100 "(thickness 6 mm, 300 x 300 mm, manufactured by Tsutsunaka Plastic Industry Co., Ltd.) (Polycarbonate-based resin plate B)" Polycarbonate EC1 "
00 "(thickness 0.5 mm, 300 mm x 300 mm, manufactured by Tsutsunaka Plastic Industry Co., Ltd.).

Example 1 A polycarbonate resin plate B is placed on one surface of the acrylic resin plate A (first base plate) facing each other with a space therebetween, and an acrylic resin film is placed therebetween. Insert B (“Sanjuren 002AN”) into the press molding machine with a heating plate temperature of 150 ° C. and a preheating time of 2
Minute, press pressure of 50 kgf / cm ² for 1 minute, and then press in a cooling press at a press pressure of 50 kgf / cm ² for 4 minutes to form a polycarbonate resin plate on one side of the acrylic resin plate A (first base plate). B (first surface layer) was bonded via acrylic resin B (second surface layer).
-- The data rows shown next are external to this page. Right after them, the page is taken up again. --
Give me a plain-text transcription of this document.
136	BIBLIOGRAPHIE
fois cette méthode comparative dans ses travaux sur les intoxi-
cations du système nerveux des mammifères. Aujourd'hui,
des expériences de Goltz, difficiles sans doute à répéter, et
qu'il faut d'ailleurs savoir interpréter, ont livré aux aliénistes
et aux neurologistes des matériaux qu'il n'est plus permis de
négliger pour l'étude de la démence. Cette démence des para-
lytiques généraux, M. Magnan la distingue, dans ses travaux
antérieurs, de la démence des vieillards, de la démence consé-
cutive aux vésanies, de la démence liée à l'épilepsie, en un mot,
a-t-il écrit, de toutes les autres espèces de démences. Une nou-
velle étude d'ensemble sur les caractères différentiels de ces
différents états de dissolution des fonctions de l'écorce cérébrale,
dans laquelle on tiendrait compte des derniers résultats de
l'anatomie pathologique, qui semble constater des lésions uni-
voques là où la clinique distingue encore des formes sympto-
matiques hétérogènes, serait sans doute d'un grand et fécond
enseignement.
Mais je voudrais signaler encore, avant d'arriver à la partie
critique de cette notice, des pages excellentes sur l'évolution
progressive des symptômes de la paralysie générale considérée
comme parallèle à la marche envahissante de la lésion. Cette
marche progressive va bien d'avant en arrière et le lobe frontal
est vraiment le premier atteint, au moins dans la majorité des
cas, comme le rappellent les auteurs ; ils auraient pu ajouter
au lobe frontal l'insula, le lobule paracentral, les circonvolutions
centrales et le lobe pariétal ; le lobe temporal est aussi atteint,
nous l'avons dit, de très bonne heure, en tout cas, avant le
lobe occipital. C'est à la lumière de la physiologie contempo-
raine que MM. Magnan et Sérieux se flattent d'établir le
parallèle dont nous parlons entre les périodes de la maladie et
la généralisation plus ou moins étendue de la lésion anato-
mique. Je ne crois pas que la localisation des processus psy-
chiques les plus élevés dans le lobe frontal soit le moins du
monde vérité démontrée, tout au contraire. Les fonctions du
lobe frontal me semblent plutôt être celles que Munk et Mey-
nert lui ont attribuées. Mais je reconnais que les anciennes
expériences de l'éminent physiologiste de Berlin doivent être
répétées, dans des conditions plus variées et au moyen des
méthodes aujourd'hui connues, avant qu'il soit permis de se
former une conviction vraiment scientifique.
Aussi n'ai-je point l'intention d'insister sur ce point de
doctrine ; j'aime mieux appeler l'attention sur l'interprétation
Next, the polycarbonate resin plate A was placed on the other surface of the acrylic resin plate A (first base plate) facing each other with a space of 2 mm. The space between the acrylic resin plate A and the polycarbonate resin plate A is 2
It was opened by sandwiching a soft vinyl chloride hose having a thickness of mm. In this interval, a mixture of 42.5 parts by weight of bisphenol F type epoxy resin and 7.5 parts by weight of bisphenol A type epoxy resin ("XNR3351", manufactured by Nagase & Co., Ltd.) and a curing agent (polyetheramine curing). Agent, polyoxypropylenediamine, "XNH3351", manufactured by Nagase & Co., Ltd.) 50 parts by weight and injected at 20 ° C to 10 ° C.
The temperature is raised to 80 ° C. over a period of time to polymerize, and a polycarbonate resin plate A (second base plate) is attached to the other surface of the acrylic resin plate A (first base plate) to form a bisphenol epoxy cured resin layer ( A laminated transparent plate joined via an elastic joining layer) was obtained. The 100% modulus of the obtained bisphenol type epoxy-based cured resin layer was 39.4 kgf.
/ Cm ² and Tg were 10 ° C (DSC method).

Example 2 A polycarbonate resin plate B is placed on one surface of an acrylic resin plate A so as to face each other with a space therebetween, and an acrylic resin film B (Sanjuren 002AN) is inserted therebetween. Then, put it in a vacuum bag,
The air in the vacuum bag was evacuated by a vacuum pump at an ambient temperature of 135 ° C. to perform temporary bonding. After that, put it in an autoclave, raise the temperature from room temperature / atmospheric pressure to 150 ° C / 9 atm over 60 minutes, pressurize and hold at 150 ° C / 9 atm for 30 minutes, and then cool down to room temperature / atmosphere over 50 minutes.・ Step down
On one side of the acrylic resin plate A (first base plate), attach the polycarbonate resin plate B (first surface layer) to the acrylic resin B.
It joined through (2nd surface layer).

Then, in the same manner as in Example 1, the polycarbonate resin plate A (second base plate) was attached to the other surface of the acrylic resin plate A (first base plate) by a bisphenol epoxy cured resin layer (bonding). Layers) to obtain a laminated transparent plate. The 100% modulus of the obtained bisphenol type epoxy-based cured resin layer was 39.4 kgf.
/ Cm ² and Tg were 10 ° C (DSC method).

<Example 3> A laminated transparent plate is obtained in the same manner as in Example 1 except that the acrylic resin plate C is used instead of the acrylic resin plate A. This plate also has good transparency, and even if the same place is subjected to a plurality of impacts, whitening hardly occurs at the impacted place.

<Embodiment 4> A polycarbonate resin plate B (third base plate) is placed on one surface of the acrylic resin plate A (first base plate) so as to face each other with a space between the acrylic resin plate B (third base plate). While inserting the resin film B (first bonding layer), the polycarbonate resin plate B (first surface layer) is placed on the other surface side of the acrylic resin plate A so as to face each other at the same interval, and the acrylic resin plate B (first surface layer) is placed between them. Insert resin film B (second surface layer) and heat these in a press molding machine at a heating plate temperature of 1
50 ° C, preheating time 2 minutes, press pressure 50 kgf / cm ²
After pressing for 1 minute in a cold press, press pressure 5
A laminated substrate was obtained by pressing at 0 kgf / cm ² for 4 minutes.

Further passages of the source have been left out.